Textile manufacturer Nitin Spinners is entering its next phase of growth through its capacity expansion. The company plans to invest between Rs. 1,100 crore (US $116.27 million) and Rs. 1,120 crore (US $ 118.37 million) over the next two years to expand its spinning, weaving and finishing capacities.
The Rajasthan-based company is expanding its weaving and finished fabric capacities while making a relatively smaller addition to its spinning capacity. The move is aimed at increasing the share of value-added fabric in its product mix and enhancing overall profitability.
Chairman and Managing Director Dinesh Nolkha said the expansion would strengthen the company’s earnings profile. “This new expansion should give us around an additional Rs. 1,000 crore (US $116 million) in additional revenue. We expect total revenues to reach Rs. 4,400–4,500 crore (US $ 512–523 million) once the expanded capacity is fully operational.”

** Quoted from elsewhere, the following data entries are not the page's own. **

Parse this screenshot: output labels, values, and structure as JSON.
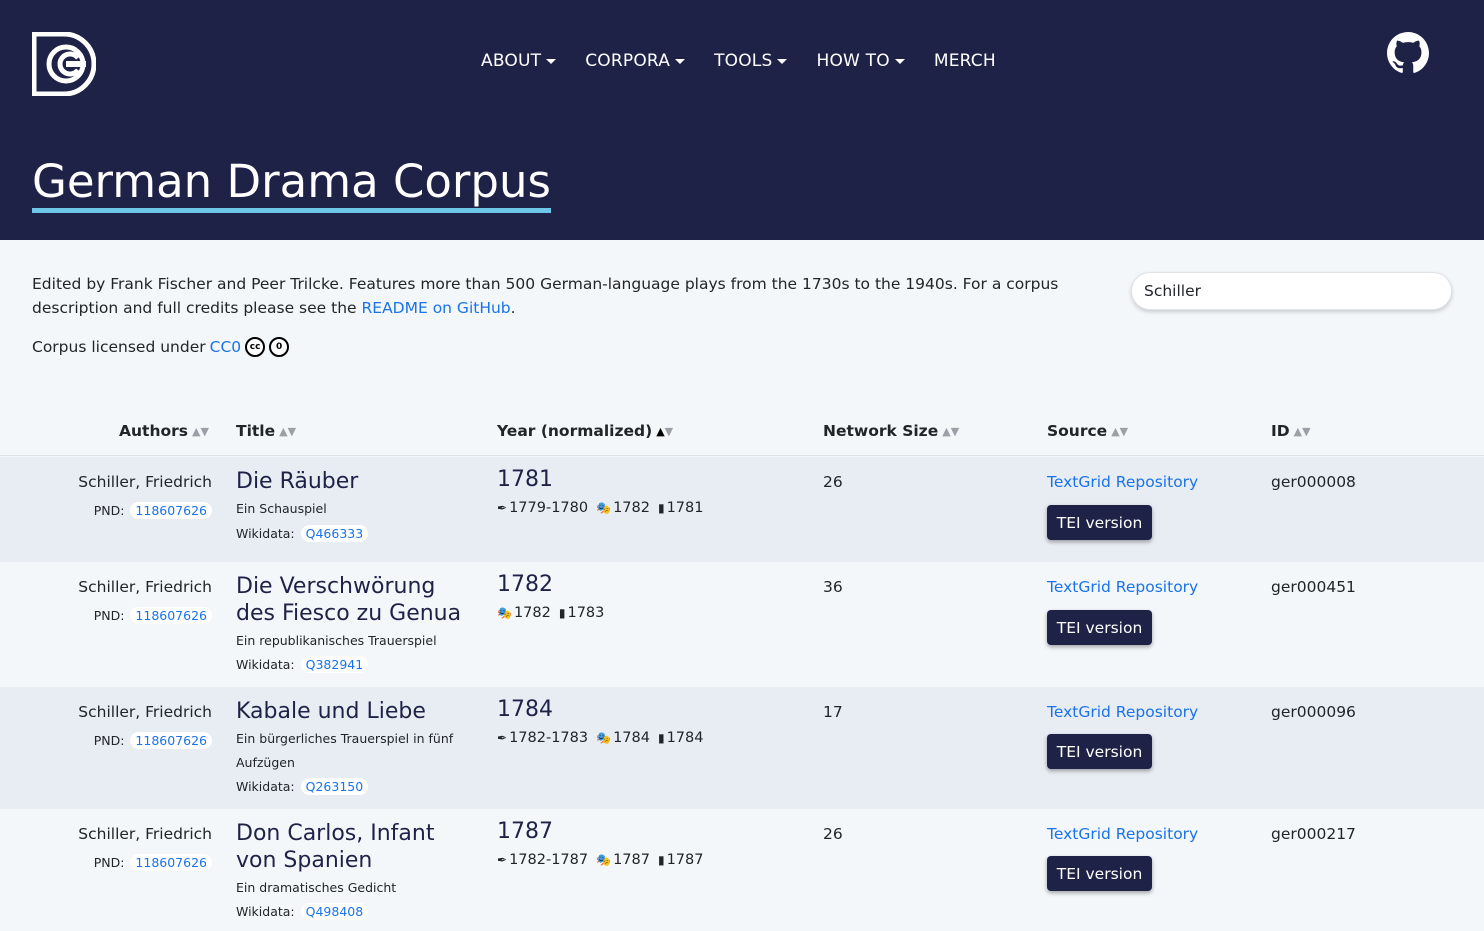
{
  "nav": {
    "items": [
      {
        "label": "ABOUT",
        "dropdown": true
      },
      {
        "label": "CORPORA",
        "dropdown": true
      },
      {
        "label": "TOOLS",
        "dropdown": true
      },
      {
        "label": "HOW TO",
        "dropdown": true
      },
      {
        "label": "MERCH",
        "dropdown": false
      }
    ],
    "logo_icon": "dracor-logo-icon",
    "github_icon": "github-icon"
  },
  "page_title": "German Drama Corpus",
  "intro": {
    "text_before": "Edited by Frank Fischer and Peer Trilcke. Features more than 500 German-language plays from the 1730s to the 1940s. For a corpus description and full credits please see the ",
    "readme_link": "README on GitHub",
    "text_after": ".",
    "license_prefix": "Corpus licensed under",
    "license_link": "CC0",
    "license_icons": [
      "cc-icon",
      "zero-icon"
    ]
  },
  "search": {
    "value": "Schiller",
    "placeholder": ""
  },
  "table": {
    "headers": {
      "authors": "Authors",
      "title": "Title",
      "year": "Year (normalized)",
      "network": "Network Size",
      "source": "Source",
      "id": "ID"
    },
    "sort_active_column": "year",
    "rows": [
      {
        "author": "Schiller, Friedrich",
        "pnd_label": "PND:",
        "pnd": "118607626",
        "title": "Die Räuber",
        "subtitle": "Ein Schauspiel",
        "wikidata_label": "Wikidata:",
        "wikidata": "Q466333",
        "year": "1781",
        "written": "1779-1780",
        "premiered": "1782",
        "printed": "1781",
        "network_size": "26",
        "source": "TextGrid Repository",
        "tei_label": "TEI version",
        "id": "ger000008"
      },
      {
        "author": "Schiller, Friedrich",
        "pnd_label": "PND:",
        "pnd": "118607626",
        "title": "Die Verschwörung des Fiesco zu Genua",
        "subtitle": "Ein republikanisches Trauerspiel",
        "wikidata_label": "Wikidata:",
        "wikidata": "Q382941",
        "year": "1782",
        "written": "",
        "premiered": "1782",
        "printed": "1783",
        "network_size": "36",
        "source": "TextGrid Repository",
        "tei_label": "TEI version",
        "id": "ger000451"
      },
      {
        "author": "Schiller, Friedrich",
        "pnd_label": "PND:",
        "pnd": "118607626",
        "title": "Kabale und Liebe",
        "subtitle": "Ein bürgerliches Trauerspiel in fünf Aufzügen",
        "wikidata_label": "Wikidata:",
        "wikidata": "Q263150",
        "year": "1784",
        "written": "1782-1783",
        "premiered": "1784",
        "printed": "1784",
        "network_size": "17",
        "source": "TextGrid Repository",
        "tei_label": "TEI version",
        "id": "ger000096"
      },
      {
        "author": "Schiller, Friedrich",
        "pnd_label": "PND:",
        "pnd": "118607626",
        "title": "Don Carlos, Infant von Spanien",
        "subtitle": "Ein dramatisches Gedicht",
        "wikidata_label": "Wikidata:",
        "wikidata": "Q498408",
        "year": "1787",
        "written": "1782-1787",
        "premiered": "1787",
        "printed": "1787",
        "network_size": "26",
        "source": "TextGrid Repository",
        "tei_label": "TEI version",
        "id": "ger000217"
      }
    ]
  },
  "colors": {
    "header_bg": "#1f2247",
    "accent_underline": "#6ec6e8",
    "link": "#1a73e8",
    "row_alt": "#e8edf3"
  }
}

Currently, around 20% of the yarn produced by the company is converted into fabric. With the completion of the expansion, this is expected to rise to over 30%, allowing the company to increase its value-added product mix without reducing yarn sales.
Meanwhile, the new facilities are expected to begin commercial production during the second half of the current financial year, with capacity utilisation gradually increasing through the following year.
Beyond capacity expansion, Nitin Spinners also sees the proposed free trade agreements (FTAs) with the UK and the European Union as a major growth opportunity for its export business.